Don’t overlearn from computer[19] model outputs.
Don’t just extrapolate a trendline.
Sometimes people react to a prediction, changing the outcome.
Sometimes you’re too emotional to think probabilistically – it’s okay to walk away.

I’ve flagged a few of these where Silver failed to follow his own advice in the book. I don’t think this is because Silver isn’t good with statistics. He’s made millions of dollars over the years proving otherwise. If Silver is making mistakes despite being particularly good, what does that say about the rest of us?

The project Silver is advocating for is a lifetime achievement. If Silver is still working on it after writing a book about statistics, you’re not likely to get there from a casual once-over of this book.

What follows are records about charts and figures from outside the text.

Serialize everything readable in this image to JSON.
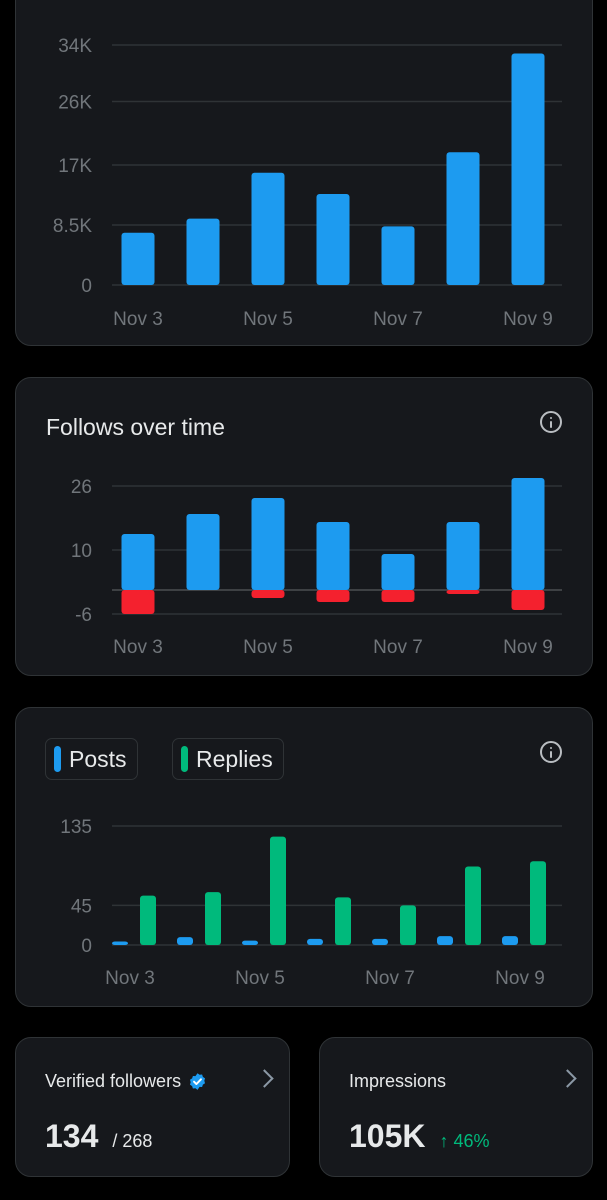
{
  "charts": {
    "impressions_chart": {
      "type": "bar",
      "categories": [
        "Nov 3",
        "Nov 4",
        "Nov 5",
        "Nov 6",
        "Nov 7",
        "Nov 8",
        "Nov 9"
      ],
      "x_tick_labels": [
        "Nov 3",
        "",
        "Nov 5",
        "",
        "Nov 7",
        "",
        "Nov 9"
      ],
      "values": [
        7400,
        9400,
        15900,
        12900,
        8300,
        18800,
        32800
      ],
      "y_ticks": [
        0,
        8500,
        17000,
        26000,
        34000
      ],
      "y_tick_labels": [
        "0",
        "8.5K",
        "17K",
        "26K",
        "34K"
      ],
      "ylim": [
        0,
        34000
      ],
      "color": "#1d9bf0",
      "grid": true
    },
    "follows_chart": {
      "title": "Follows over time",
      "type": "bar",
      "categories": [
        "Nov 3",
        "Nov 4",
        "Nov 5",
        "Nov 6",
        "Nov 7",
        "Nov 8",
        "Nov 9"
      ],
      "x_tick_labels": [
        "Nov 3",
        "",
        "Nov 5",
        "",
        "Nov 7",
        "",
        "Nov 9"
      ],
      "series": [
        {
          "values": [
            14,
            19,
            23,
            17,
            9,
            17,
            28
          ],
          "color": "#1d9bf0"
        },
        {
          "values": [
            -6,
            0,
            -2,
            -3,
            -3,
            -1,
            -5
          ],
          "color": "#f4212e"
        }
      ],
      "y_ticks": [
        -6,
        10,
        26
      ],
      "y_tick_labels": [
        "-6",
        "10",
        "26"
      ],
      "ylim": [
        -6,
        26
      ],
      "grid": true
    },
    "posts_replies_chart": {
      "type": "bar",
      "categories": [
        "Nov 3",
        "Nov 4",
        "Nov 5",
        "Nov 6",
        "Nov 7",
        "Nov 8",
        "Nov 9"
      ],
      "x_tick_labels": [
        "Nov 3",
        "",
        "Nov 5",
        "",
        "Nov 7",
        "",
        "Nov 9"
      ],
      "legend": [
        "Posts",
        "Replies"
      ],
      "series": [
        {
          "name": "Posts",
          "values": [
            4,
            9,
            5,
            7,
            7,
            10,
            10
          ],
          "color": "#1d9bf0"
        },
        {
          "name": "Replies",
          "values": [
            56,
            60,
            123,
            54,
            45,
            89,
            95
          ],
          "color": "#00ba7c"
        }
      ],
      "y_ticks": [
        0,
        45,
        135
      ],
      "y_tick_labels": [
        "0",
        "45",
        "135"
      ],
      "ylim": [
        0,
        135
      ],
      "grid": true
    }
  },
  "stats": {
    "verified_followers": {
      "title": "Verified followers",
      "value": "134",
      "sub": "/ 268",
      "icon": "verified-badge-icon"
    },
    "impressions": {
      "title": "Impressions",
      "value": "105K",
      "change": "↑ 46%",
      "icon": "chevron-right-icon"
    }
  },
  "colors": {
    "accent": "#1d9bf0",
    "positive": "#00ba7c",
    "negative": "#f4212e",
    "card": "#16181c",
    "border": "#2f3336"
  }
}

Okay, so yes or no to reading the book?

I’ve seen atheists make fun of religious believers for ceremonies, rituals, and preaching in which the believer repeats a process over and over with very little ‘new material’. What’s all that performance getting you? How many times are you going to reread the psalms before diminishing returns set in? But the point of preaching is different from that of teaching. It’s not to imbue some new bit of knowledge, so much as to remind the audience of principles they already committed to live by. The ritual brings a renewed sense of the importance of strictly adhering to those principles.

I think this innovation can and should be stolen from religious traditions and applied to mastering disciplines like statistical nuance and scientific rigor. It’s not enough to read about various forms of selection bias once. Mastery comes from reviewing them over and over, testing them out, and returning to the material again. When Silver talks about getting “less and less and less wrong” he does so in the context of simple Bayesian updates, but I think when it comes to statistics the real lesson isn’t a simple algorithm so much as a devotion to steady improvement over time.

Devotion to steady improvement is the real subtext of Silver’s book, and the lesson that comes through on every page, and in every statistical nuance he outlines. That’s a lesson worth learning … and then returning to again and again to consistently get it right. So go ahead and read The Signal and the Noise. Then read it again.